Is there any way to confirm this without observation? If there isn't, then is there any way to compensate for the effects of observation so we can guess what they might be doing without the observation?
I don't know in terms of the Uncertainty Principle, but the probabilistic behavior of unobserved photons (and electrons, and I think Helium atoms too, now) can be demonstrated with the two-slit experiment, where one photon is sent towards the slits, and the result of many photons being sent through individually over time results in an interference pattern. This is best explained by the photon interfering with itself. That is, the photon exists as a wave, and thus preserves the interference pattern of a wave, even though it is the only particle involved.
However, if you determine which slit the photon traveled through, no interference pattern arises. You "collapse the photon's wave-function", and force it to act like a particle. Here's an explanation of the single particle behavior.

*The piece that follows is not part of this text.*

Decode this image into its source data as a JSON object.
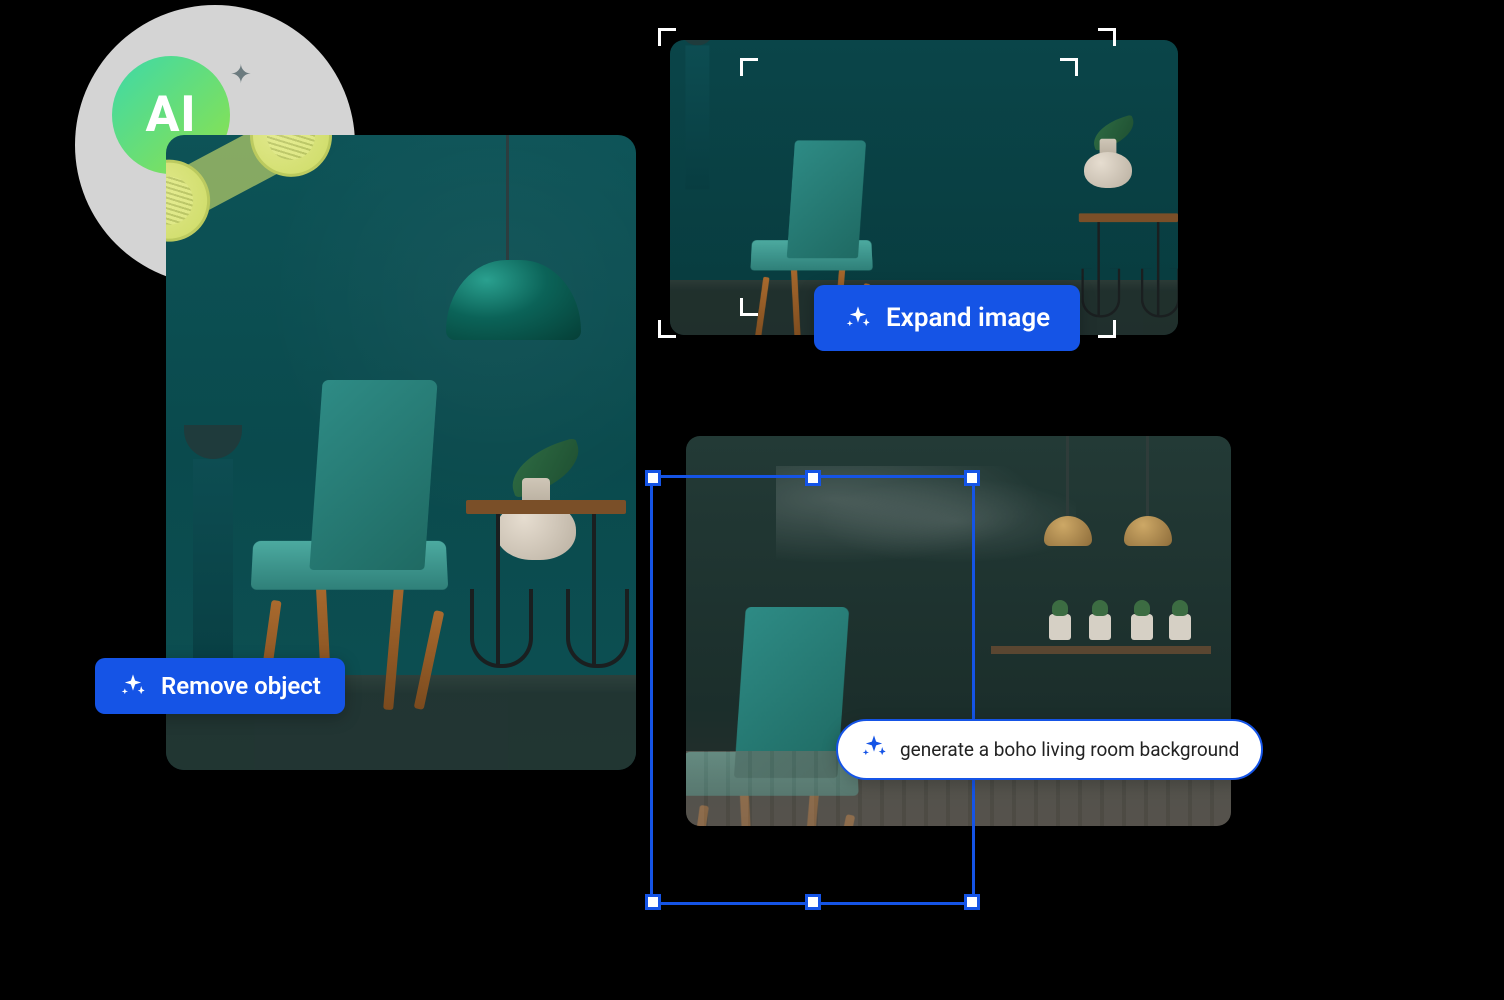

I would imagine that there are some ways to deduce that the Uncertainty Principle is in effect for non-observed particles. Probably you could devise a scenario where the result observed could only be explained if the Uncertainty Principle were in effect.
I don't think there's a way to confirm any theory without observation. Without testability we have religion, not science. As far as how the tests are done, well, I can't help much there. My knowledge of theoretical physics is adequate, but my knowledge of particle physics is embarrassingly negligible.
Yes. my grad degree in is physics. More simply, the point I wanted to make is this: Paradoxes in philosophy typically come from language traps that reflect a misunderstanding of the physical world; the uncertainty principle reflects a deep, fundamental way in which things actually exist, and is derived from first principles, as opposed to language or a presumed understanding of the world. The two couldn't be more different.
Bunches of large equations are why the uncertainly principle is not all that accessible to those who aren't trained in physics or math, and why lay people get fed such garbage about it from people who don't really understand it themselves.
- The two couldn't be more different.
I wouldn't say that. I think in many ways, physics is philosophy guided by experiments, expressed in mathematics. Every answer begs a new question, and many physicists could use some philosophy education. On that note, I wish philosophers that wandered into this realm would realize that without understanding the physics, they cannot ask the most interesting questions.
I agree that the garbage is piled high.
I always wonder at the application of the UP to the early universe. I'm sure it has been well-considered, but when decide that there was a state where "the universe was very very young", then we assume at this state that energy was a very unbounded property. Isn't that a very biased approach? Is it more useful to speak in terms of the evolution of these uncertainties? The UP really defines the resolution of a coupling, and if we extrapolate back, there comes a point where they are essentially uncoupled.